PE execs eye specialty finance, regs in financial service dealmaking

  • Interest around potential IPO for Lending Club fuels specialty finance talk
  • Deals expected in insurance brokerage, mortgages, lending
  • Big banks stymied by regulatory environment

That was a key conclusion of the “Investing in Financial Services” panel at the Financial Services M&A Symposium held at the University Club in New York City on Nov. 20. The symposium was sponsored by Deloitte, Schulte Roth & Zebel, and iDeals Solutions.

Panel executives cited LendingClub, a San Francisco-based peer-to-peer lender that’s expected to go public in 2014, as an example of the current interest in specialty finance firms.

Aaron Goldman, vice president, General Atlantic, said he’s noticed interest among dealmakers in non-prime consumer lending ventures aimed at “large pools of borrowers not being served” by traditional banks. Another hot area is financial technology, he said.

General Atlantic remains “somewhat skeptical” about the mobile payments business, partly because only a handful of winners will emerge from the large number of players currently in the space.

Goldman is also keeping an eye out for fresh moves by European banks to shed assets to bolster their capital levels.

The executive expects specialty lenders to create innovations in student loans, sub-prime loans and other businesses, partly because large, traditional banks have pared back efforts to launch new business lines in the face of new capital requirement and other rules.

“They’re very, very scared of doing different things,” he said. “Innovation at the [big] banks has really stalled.” 

Meanwhile, it’s a “wild west” in the specialty finance game with loan rates as high as 400 percent in some cases.

General Atlantic won’t make any investment “that has reputational risk”, he said. His firm’s growth equity commitments must be with companies that are doing “the right thing” for consumers.

“Make sure you’re not going to get beat over the head [by regulations] when you don’t see it coming,” he said.

Looking to 2014 and beyond, Goldman said the big question is whether larger banks will start moving more aggressively to buy up those specialty finance companies that are portfolio companies of private equity firms.

“There won’t be a lot of exits until banks move more on the regulatory side,” he said.

Mitchell Leidner, partner, Aquiline Capital Partners LLC, said his firm sees opportunity for deals in the mortgage sector, but that the overall pace remains a bit more sluggish than some would expect. Valuations of financial technology firms and newer companies in the crowdfunding space have gotten richer.

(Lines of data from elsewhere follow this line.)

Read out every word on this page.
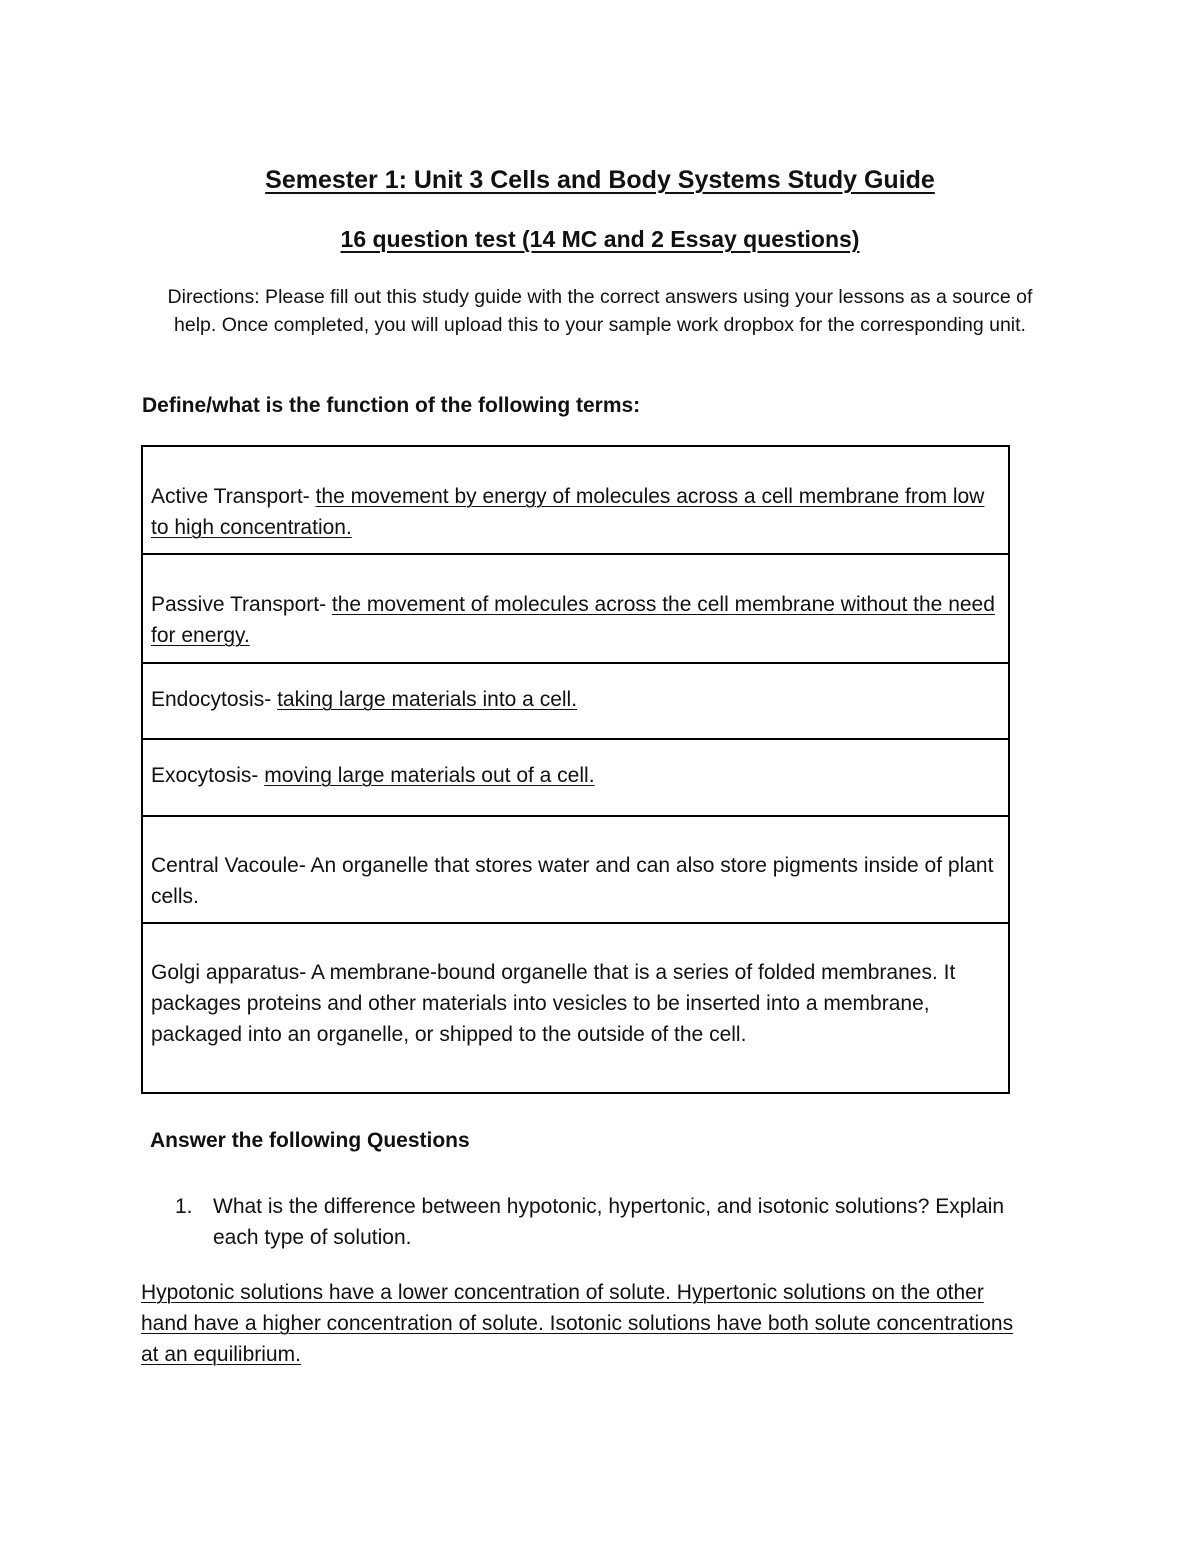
Semester 1: Unit 3 Cells and Body Systems Study Guide
16 question test (14 MC and 2 Essay questions)
Directions: Please fill out this study guide with the correct answers using your lessons as a source of help. Once completed, you will upload this to your sample work dropbox for the corresponding unit.
Define/what is the function of the following terms:
Active Transport- the movement by energy of molecules across a cell membrane from low to high concentration.
Passive Transport- the movement of molecules across the cell membrane without the need for energy.
Endocytosis- taking large materials into a cell.
Exocytosis- moving large materials out of a cell.
Central Vacoule- An organelle that stores water and can also store pigments inside of plant cells.
Golgi apparatus- A membrane-bound organelle that is a series of folded membranes. It packages proteins and other materials into vesicles to be inserted into a membrane, packaged into an organelle, or shipped to the outside of the cell.
Answer the following Questions
1. What is the difference between hypotonic, hypertonic, and isotonic solutions? Explain each type of solution.
Hypotonic solutions have a lower concentration of solute. Hypertonic solutions on the other hand have a higher concentration of solute. Isotonic solutions have both solute concentrations at an equilibrium.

“Pricing is up, generally speaking,” Leidner said. “Some new models are getting higher valuations. Some look like social networks.”

In 2014, he expects interest rates to start to edge up, while dealmaking and regulation will remain about flat.

“Rates will go up – it’s not a question of if, but when,” he said. “Regulations will increase…but no dramatic changes” will take place.  

“Regulation is here to stay and you have to learn to understand it,” Leidner said. “It creates winners and losers.”

Nicholas Pike, vice president, Advent International Corp, said he expects more consolidation for insurance brokerages since the business remains “very fragmented.”

Overall, dealmakers need to tackle a very challenging regulatory environment, he said.

“You have to speak to as many people as you can on the regulatory side to understand where the pressure points are and make a judgment call,” Pike said.

High public equity multiples for some financial firms have been feeding price expectations in private markets, Pike said.